For their analysis, Twerenbold, Neumann, and colleagues evaluated data from two studies—APACE and BACC—on patients with symptoms suggestive of NSTEMI who were prospectively enrolled at EDs in six European countries; 30% were early presenters. Overall, 17% of patients were ultimately diagnosed with NSTEMI.

Two high-sensitivity troponin assays were used: the Elecsys troponin T assay (Roche Diagnostics) and the Architect troponin I assay (Abbott).

The numbers in the published paper closely match those presented last year. Among the 4,368 patients with serial troponin T measurements available, the 0/1-hour approach safely ruled out NSTEMI with a negative predictive value of 99.8%. The positive predictive value—a measure of the accuracy of rule-in—was 74.5%. Using the strategy, physicians ruled out NSTEMI in 57% and ruled it in in 18%.

Among the 3,500 patients with serial troponin I measurements, the negative predictive value was 99.7% and the positive predictive value was 62.3%. The approach led to 44% of patients being ruled out and 23% being ruled in.

Based on either type of troponin assay, 0.1% of patients in the ruled out groups eventually received an NSTEMI diagnosis.

The algorithm performed comparably across subgroups. For the early presenters in particular, the approach ruled out 59% of patients with troponin T measurements and 46% of those with troponin I measurements. Various measures of performance “clearly reject the hypothesis of a substantially lower performance in early presenters,” the authors say.

Use of the 0/1-hour algorithm seemed to provide prognostic information as well, discriminating risks of all-cause mortality and MACE at 30 days and 1 year between the rule-out, observation, and rule-in groups.

Coming to America? Not So Fast

In an accompanying editorial, Joseph Alpert, MD (University of Arizona College of Medicine, Tucson, AZ), and Allan Jaffe, MD (Mayo Clinic, Rochester, MN), highlight some concerns with the 0/1-hour approach, with some overlapping the issues raised by Peacock.

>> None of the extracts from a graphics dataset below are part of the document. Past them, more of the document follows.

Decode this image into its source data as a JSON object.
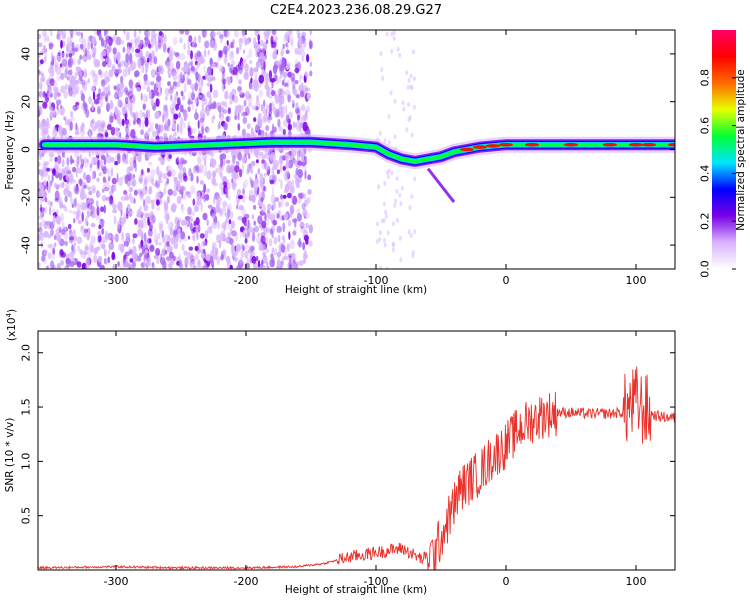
{
  "title": "C2E4.2023.236.08.29.G27",
  "chart_data": [
    {
      "type": "heatmap",
      "xlabel": "Height of straight line (km)",
      "ylabel": "Frequency (Hz)",
      "xlim": [
        -360,
        130
      ],
      "ylim": [
        -50,
        50
      ],
      "x_ticks": [
        -300,
        -200,
        -100,
        0,
        100
      ],
      "y_ticks": [
        -40,
        -20,
        0,
        20,
        40
      ],
      "colorbar": {
        "label": "Normalized spectral amplitude",
        "range": [
          0,
          1
        ],
        "ticks": [
          0.0,
          0.2,
          0.4,
          0.6,
          0.8
        ],
        "colormap": "rainbow",
        "colors": [
          "#ffffff",
          "#d9b3ff",
          "#7a00e6",
          "#0000ff",
          "#00e5ff",
          "#00ff33",
          "#e8ff00",
          "#ff6a00",
          "#ff0000",
          "#ff0066"
        ]
      },
      "signal_trace": {
        "x": [
          -355,
          -300,
          -270,
          -180,
          -150,
          -120,
          -100,
          -90,
          -80,
          -70,
          -60,
          -50,
          -40,
          -30,
          -20,
          -10,
          0,
          20,
          50,
          80,
          100,
          110,
          130
        ],
        "y": [
          2,
          2,
          1,
          3,
          3,
          2,
          1,
          -2,
          -4,
          -5,
          -4,
          -3,
          -1,
          0,
          1,
          1.5,
          2,
          2,
          2,
          2,
          2,
          2,
          2
        ]
      }
    },
    {
      "type": "line",
      "xlabel": "Height of straight line (km)",
      "ylabel": "SNR (10 * v/v)",
      "y_scale_label": "(x10",
      "y_scale_exp": "4",
      "y_scale_close": ")",
      "xlim": [
        -360,
        130
      ],
      "ylim": [
        0,
        2.2
      ],
      "x_ticks": [
        -300,
        -200,
        -100,
        0,
        100
      ],
      "y_ticks": [
        0.5,
        1.0,
        1.5,
        2.0
      ],
      "series": [
        {
          "color": "#e8322b",
          "x": [
            -360,
            -300,
            -250,
            -200,
            -160,
            -140,
            -120,
            -100,
            -80,
            -65,
            -55,
            -45,
            -40,
            -35,
            -30,
            -25,
            -20,
            -10,
            0,
            10,
            20,
            30,
            40,
            50,
            60,
            70,
            80,
            90,
            95,
            100,
            105,
            110,
            115,
            120,
            130
          ],
          "values": [
            0.02,
            0.03,
            0.02,
            0.02,
            0.03,
            0.06,
            0.12,
            0.16,
            0.2,
            0.1,
            0.15,
            0.45,
            0.6,
            0.75,
            0.8,
            0.85,
            0.9,
            1.05,
            1.15,
            1.3,
            1.38,
            1.43,
            1.45,
            1.45,
            1.44,
            1.44,
            1.44,
            1.45,
            1.5,
            1.55,
            1.48,
            1.45,
            1.42,
            1.41,
            1.4
          ]
        }
      ]
    }
  ]
}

They raise questions about whether the metrics for troponin I used in the study are optimal, about the lack of information on care received after the patients left the ED, about the types of patients included, about the timing between symptom onset and the first troponin measurement, and about assay characteristics.

“The current study and other clinical investigations support the concept that many patients, particularly low-risk individuals who present at least 3 hours after the onset of symptoms, can have acute MI excluded with high-sensitivity troponin testing, assuming [US] Food and Drug Administration approval of the values used extensively in Europe and in this evaluation,” they write. “Even then, however, caution is advised when dealing with patient subsets such as the elderly, the critically ill, individuals with end-stage renal disease, those who present with atypical symptoms, and perhaps also those who present very early after the onset of symptoms.”

Speaking with TCTMD, Alpert indicated that a 0/1-hour strategy might not work at most US centers.

“I think if it’s a younger or middle-aged person who has specific chest pain, that’s why they came to the emergency room, they don’t have kidney failure, there’s not a whole lot of other illnesses complicating it, probably 1 hour is fine,” he said, noting, however, that US hospitals tend to see sicker patients—those with kidney failure, for example—when compared with their European counterparts. “So 1 hour isn’t going to work for those patients. Probably 3 hours will work. It’s going to be a judgment call in US emergency rooms.”

Even so, Alpert said, having high-sensitivity troponin assays available is “going to help us to send more people home from the emergency room than we were able to send in the past.”

For his part, Peacock said that he loves the idea of the 0/1-hour algorithm but that it must be evaluated in US centers using cut points specific to Americans—which are higher than those employed in Europe—before trying to roll it out in practice.

“Until this is validated . . . we do all these research things at our patients’ risk,” he said.

US physicians will soon have more options when choosing high-sensitivity troponin assays. The FDA recently approved two high-sensitivity troponin I assays for use with the Atellica IM and ADVIA Centaur XP/XPT in vitro diagnostic analyzers from Siemens Healthineers.